Raley's Questions Workers' Support For Strike
WEST SACRAMENTO (CBS13) - There are new questions being raised about whether workers at Raley's really support their strike or if union bosses are orchestrating the walkout.
Using an hidden camera, CBS13 crossed the picket lines at the Raley's in West Sacramento and one in Natomas on Monday to see if what Raley's management is saying holds true: Are customers being harassed?
We got a plea from a picketer, nowhere near harassment, but a friendly request to shop elsewhere.
That's a huge difference from a video posted on YouTube showing a supermarket showdown as picketers got in the face of a delivery truck driver making a stop at a Nob Hill grocery store in Alameda. Nob Hill is part of the Raley's family of stores on strike.
A Raley's spokesperson told us this has been par for the course since the strike was called last weekend, and for shoppers as well.

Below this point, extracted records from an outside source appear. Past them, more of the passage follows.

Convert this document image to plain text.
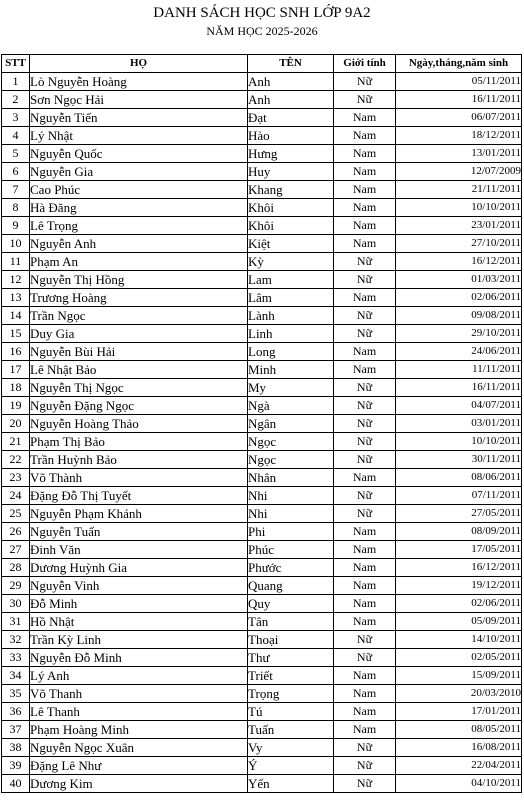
DANH SÁCH HỌC SNH LỚP 9A2
NĂM HỌC 2025-2026
STT	HỌ	TÊN	Giới tính	Ngày,tháng,năm sinh
1	Lò Nguyễn Hoàng	Anh	Nữ	05/11/2011
2	Sơn Ngọc Hải	Anh	Nữ	16/11/2011
3	Nguyễn Tiến	Đạt	Nam	06/07/2011
4	Lý Nhật	Hào	Nam	18/12/2011
5	Nguyễn Quốc	Hưng	Nam	13/01/2011
6	Nguyễn Gia	Huy	Nam	12/07/2009
7	Cao Phúc	Khang	Nam	21/11/2011
8	Hà Đăng	Khôi	Nam	10/10/2011
9	Lê Trọng	Khôi	Nam	23/01/2011
10	Nguyễn Anh	Kiệt	Nam	27/10/2011
11	Phạm An	Kỳ	Nữ	16/12/2011
12	Nguyễn Thị Hồng	Lam	Nữ	01/03/2011
13	Trương Hoàng	Lâm	Nam	02/06/2011
14	Trần Ngọc	Lành	Nữ	09/08/2011
15	Duy Gia	Linh	Nữ	29/10/2011
16	Nguyễn Bùi Hải	Long	Nam	24/06/2011
17	Lê Nhật Bảo	Minh	Nam	11/11/2011
18	Nguyễn Thị Ngọc	My	Nữ	16/11/2011
19	Nguyễn Đặng Ngọc	Ngà	Nữ	04/07/2011
20	Nguyễn Hoàng Thảo	Ngân	Nữ	03/01/2011
21	Phạm Thị Bảo	Ngọc	Nữ	10/10/2011
22	Trần Huỳnh Bảo	Ngọc	Nữ	30/11/2011
23	Võ Thành	Nhân	Nam	08/06/2011
24	Đặng Đỗ Thị Tuyết	Nhi	Nữ	07/11/2011
25	Nguyễn Phạm Khánh	Nhi	Nữ	27/05/2011
26	Nguyễn Tuấn	Phi	Nam	08/09/2011
27	Đinh Văn	Phúc	Nam	17/05/2011
28	Dương Huỳnh Gia	Phước	Nam	16/12/2011
29	Nguyễn Vinh	Quang	Nam	19/12/2011
30	Đỗ Minh	Quy	Nam	02/06/2011
31	Hồ Nhật	Tân	Nam	05/09/2011
32	Trần Kỳ Linh	Thoại	Nữ	14/10/2011
33	Nguyễn Đỗ Minh	Thư	Nữ	02/05/2011
34	Lý Anh	Triết	Nam	15/09/2011
35	Võ Thanh	Trọng	Nam	20/03/2010
36	Lê Thanh	Tú	Nam	17/01/2011
37	Phạm Hoàng Minh	Tuấn	Nam	08/05/2011
38	Nguyễn Ngọc Xuân	Vy	Nữ	16/08/2011
39	Đặng Lê Như	Ý	Nữ	22/04/2011
40	Dương Kim	Yến	Nữ	04/10/2011
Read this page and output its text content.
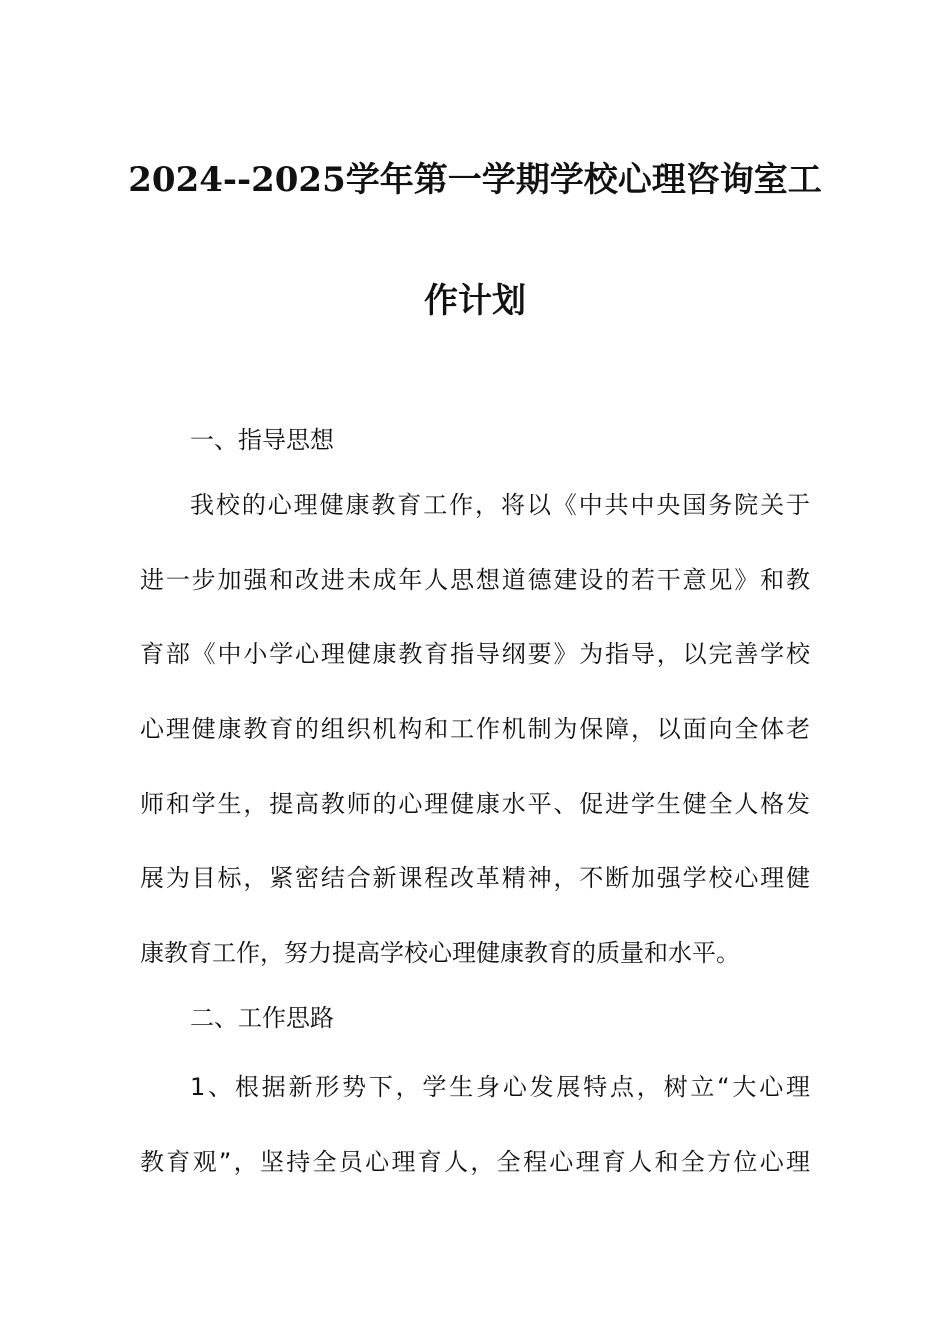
2024--2025学年第一学期学校心理咨询室工
作计划
一、指导思想
我校的心理健康教育工作，将以《中共中央国务院关于
进一步加强和改进未成年人思想道德建设的若干意见》和教
育部《中小学心理健康教育指导纲要》为指导，以完善学校
心理健康教育的组织机构和工作机制为保障，以面向全体老
师和学生，提高教师的心理健康水平、促进学生健全人格发
展为目标，紧密结合新课程改革精神，不断加强学校心理健
康教育工作，努力提高学校心理健康教育的质量和水平。
二、工作思路
1、根据新形势下，学生身心发展特点，树立“大心理
教育观”，坚持全员心理育人，全程心理育人和全方位心理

"We've had people called names, harassed, verbally intimidated," store spokesman John Segale said. "It's gone from an informational picket to really trying to intimidate and influence people."
The biggest influence, Raley's says, has been on its employees. It claims 64 percent of one-time striking workers have already returned to work.
One Raley's worker who is not supporting the strike backs up that claim.
"They're starting to realize that this is a fight that they're not going to win," John Krouse said. "I mean, Raley's pays their bills and that's it."
Raley's also questions who's really on the picket lines.
"In many instances they are not employees of Raley's, they're not picketing employees. They're friends, other union activists or in some cases professional strikers," Segale said.
One picketer Monday did admit to having no connection with the labor dispute, calling himself a volunteer. Why was he on the picket lines?
"To give them moral support," he said.
We did find real striking workers hesitant to talk at first.
"Here's my thing," one striker said before stopping himself. "I'm being told not to speak."
He did eventually say this: "I very much believe in what I'm doing. That's what I'll tell the customers. I very much believe in what I'm doing and why I'm here."
The union responded to Raley's claims with a statement to CBS13 stating: "Our members reject these smears from Raley's propaganda department. In fact, management's brutish intimidation of Raley's employees is one of the provocations that launched this strike in the first place."
The United Food and Commercial Workers union resumed talks with Raley's Sunday with the all-important holiday shopping season right around the corner.
The company's current proposal calls for a wage freeze, holding courtesy clerks at $9.20 an hour and senior clerks at $21.13 an hour, eliminating Sunday and holiday premium pay and the elimination of health plan benefits for retirees who qualify for Medicare.